‘Supprimez l’impôt foncier’, plaident les secteurs du commerce et de l’immobilier

Les mesures de confinement ont obligé tous les magasins non-essentiels à fermer leurs portes. (Isopix)

Les secteurs du commerce et de l’immobilier appellent le gouvernement à exempter l’impôt foncier mais aussi les taxes locales pour cette année.

La crise du coronavirus a en effet obligé beaucoup de magasins à fermer leurs portes, mais ils devraient tout de même payer des impôts sur leur magasin, s’étonnent ainsi jeudi quatre associations de défense des commerçant et des agents immobiliers. Le BLSC (Conseil belge et luxembourgeois pour le retail et les centres commerciaux), l’Upsi (Union professionnelle du secteur immobilier), Comeos (Fédération du commerce et des services) et le Retail Forum Belgium demandent aux pouvoirs locaux et régionaux de faire un geste.

Depuis mi-mars, tous les magasins non-alimentaires ont dû fermer leurs portes. Les charges fiscales restent toutefois dues: l’impôt foncier, d’une part, et toute une série d’impôts locaux, d’autre part, constatent les quatre organisations. La situation est dès lors ‘très pesante’ pour les propriétaires et locataires d’espaces commerciaux.

Les gouvernements régionaux ont déjà décidé que l’impôt foncier serait reporté et certaines communes envisagent d’en faire de même pour plusieurs taxes locales. Mais ce report ne solutionne pas le problème, selon les représentants des secteurs du commerce et de l’immobilier. Ils plaident plutôt pour une exemption de l’impôt foncier et des taxes locales pour 2020.

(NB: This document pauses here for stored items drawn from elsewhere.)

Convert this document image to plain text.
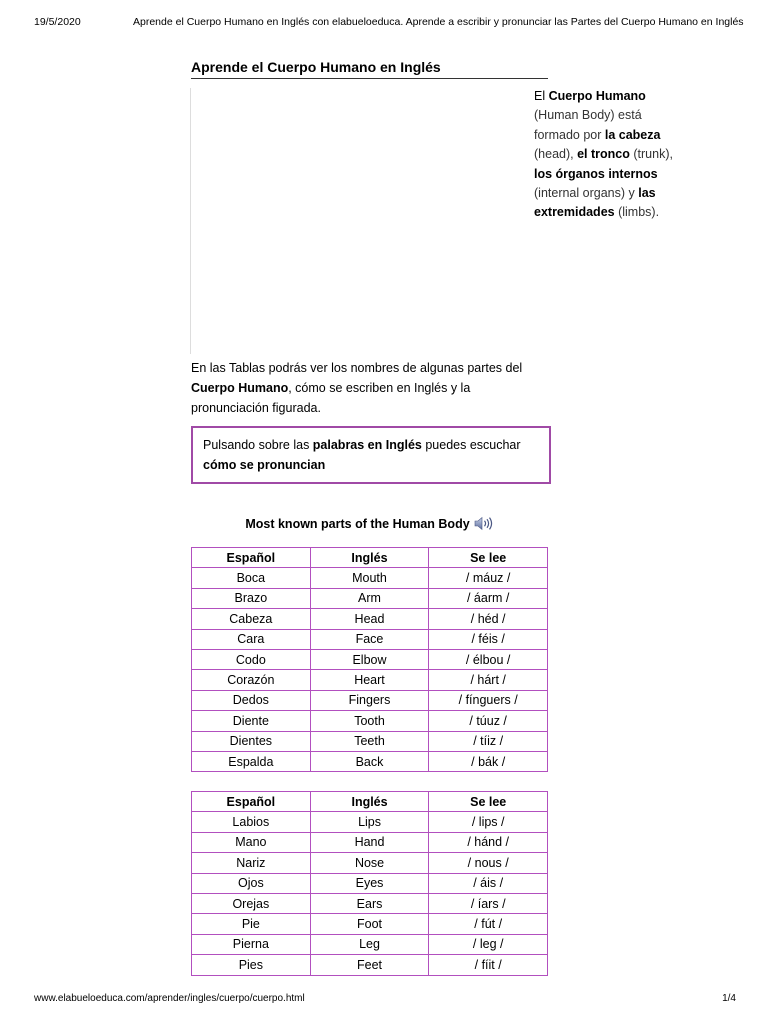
19/5/2020	Aprende el Cuerpo Humano en Inglés con elabueloeduca. Aprende a escribir y pronunciar las Partes del Cuerpo Humano en Inglés
Aprende el Cuerpo Humano en Inglés
El Cuerpo Humano (Human Body) está formado por la cabeza (head), el tronco (trunk), los órganos internos (internal organs) y las extremidades (limbs).
En las Tablas podrás ver los nombres de algunas partes del Cuerpo Humano, cómo se escriben en Inglés y la pronunciación figurada.
Pulsando sobre las palabras en Inglés puedes escuchar cómo se pronuncian
Most known parts of the Human Body
Español	Inglés	Se lee
Boca	Mouth	/ máuz /
Brazo	Arm	/ áarm /
Cabeza	Head	/ héd /
Cara	Face	/ féis /
Codo	Elbow	/ élbou /
Corazón	Heart	/ hárt /
Dedos	Fingers	/ fínguers /
Diente	Tooth	/ túuz /
Dientes	Teeth	/ tíiz /
Espalda	Back	/ bák /
Español	Inglés	Se lee
Labios	Lips	/ lips /
Mano	Hand	/ hánd /
Nariz	Nose	/ nous /
Ojos	Eyes	/ áis /
Orejas	Ears	/ íars /
Pie	Foot	/ fút /
Pierna	Leg	/ leg /
Pies	Feet	/ fíit /
www.elabueloeduca.com/aprender/ingles/cuerpo/cuerpo.html	1/4
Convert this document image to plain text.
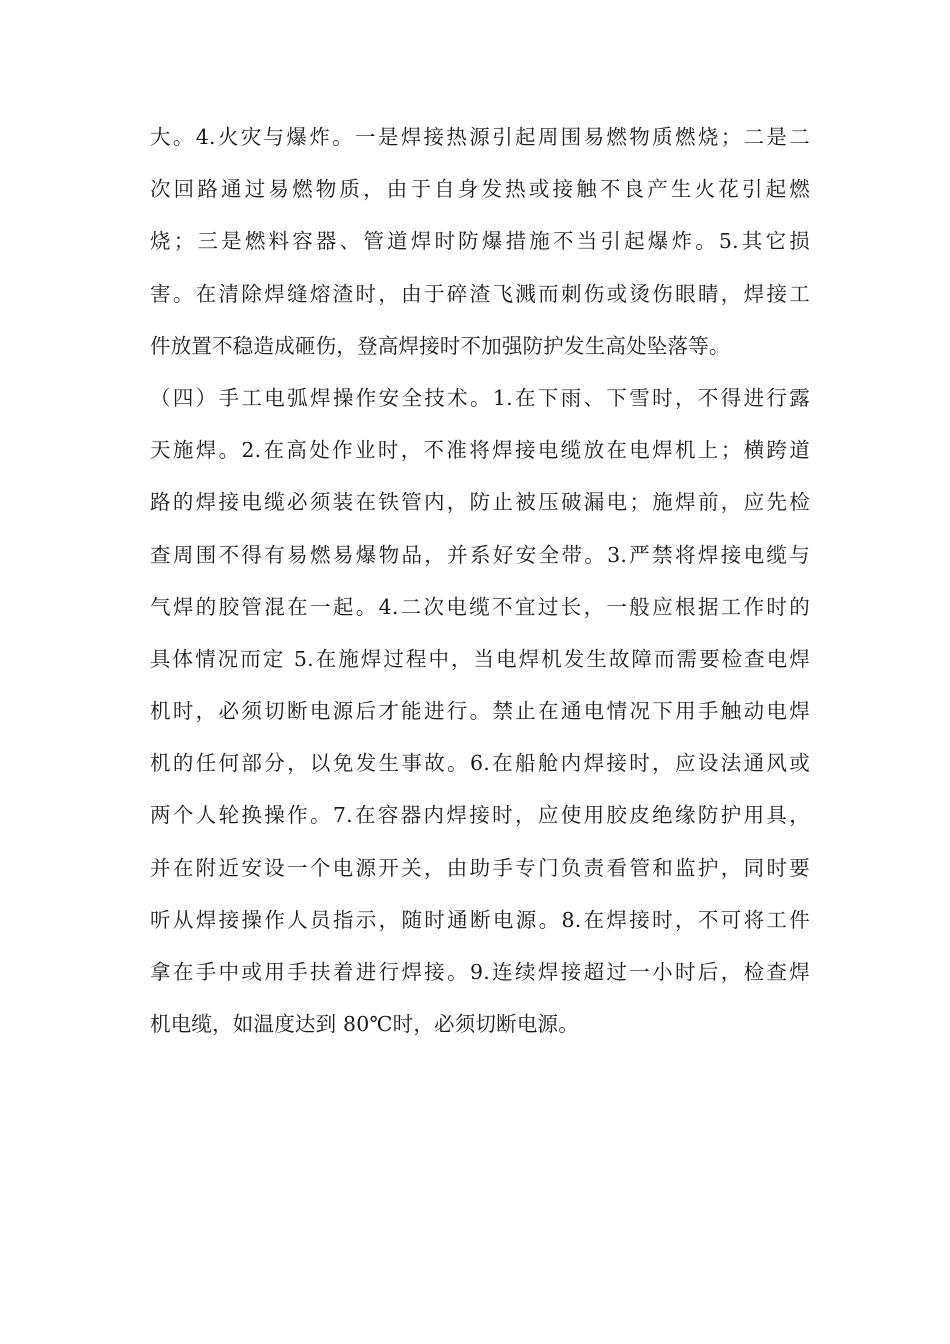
大。4.火灾与爆炸。一是焊接热源引起周围易燃物质燃烧；二是二
次回路通过易燃物质，由于自身发热或接触不良产生火花引起燃
烧；三是燃料容器、管道焊时防爆措施不当引起爆炸。5.其它损
害。在清除焊缝熔渣时，由于碎渣飞溅而刺伤或烫伤眼睛，焊接工
件放置不稳造成砸伤，登高焊接时不加强防护发生高处坠落等。
（四）手工电弧焊操作安全技术。1.在下雨、下雪时，不得进行露
天施焊。2.在高处作业时，不准将焊接电缆放在电焊机上；横跨道
路的焊接电缆必须装在铁管内，防止被压破漏电；施焊前，应先检
查周围不得有易燃易爆物品，并系好安全带。3.严禁将焊接电缆与
气焊的胶管混在一起。4.二次电缆不宜过长，一般应根据工作时的
具体情况而定 5.在施焊过程中，当电焊机发生故障而需要检查电焊
机时，必须切断电源后才能进行。禁止在通电情况下用手触动电焊
机的任何部分，以免发生事故。6.在船舱内焊接时，应设法通风或
两个人轮换操作。7.在容器内焊接时，应使用胶皮绝缘防护用具，
并在附近安设一个电源开关，由助手专门负责看管和监护，同时要
听从焊接操作人员指示，随时通断电源。8.在焊接时，不可将工件
拿在手中或用手扶着进行焊接。9.连续焊接超过一小时后，检查焊
机电缆，如温度达到 80℃时，必须切断电源。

‘Le problème est que les magasins physiques belges (fermés) doivent payer des impôts alors qu’ils subissent aujourd’hui, plus que jamais, la concurrence des plateformes internationales en ligne, qui ne doivent pas payer ces impôts’, illustre-t-on chez Comeos.

Les quatre organisations veulent, par leur appel commun, envoyer un signal clair aux autorités concernées pour qu’elles rouvrent les magasins le plus rapidement possible et de manière sûre, comme cela a été démontré dans les commerces alimentaires.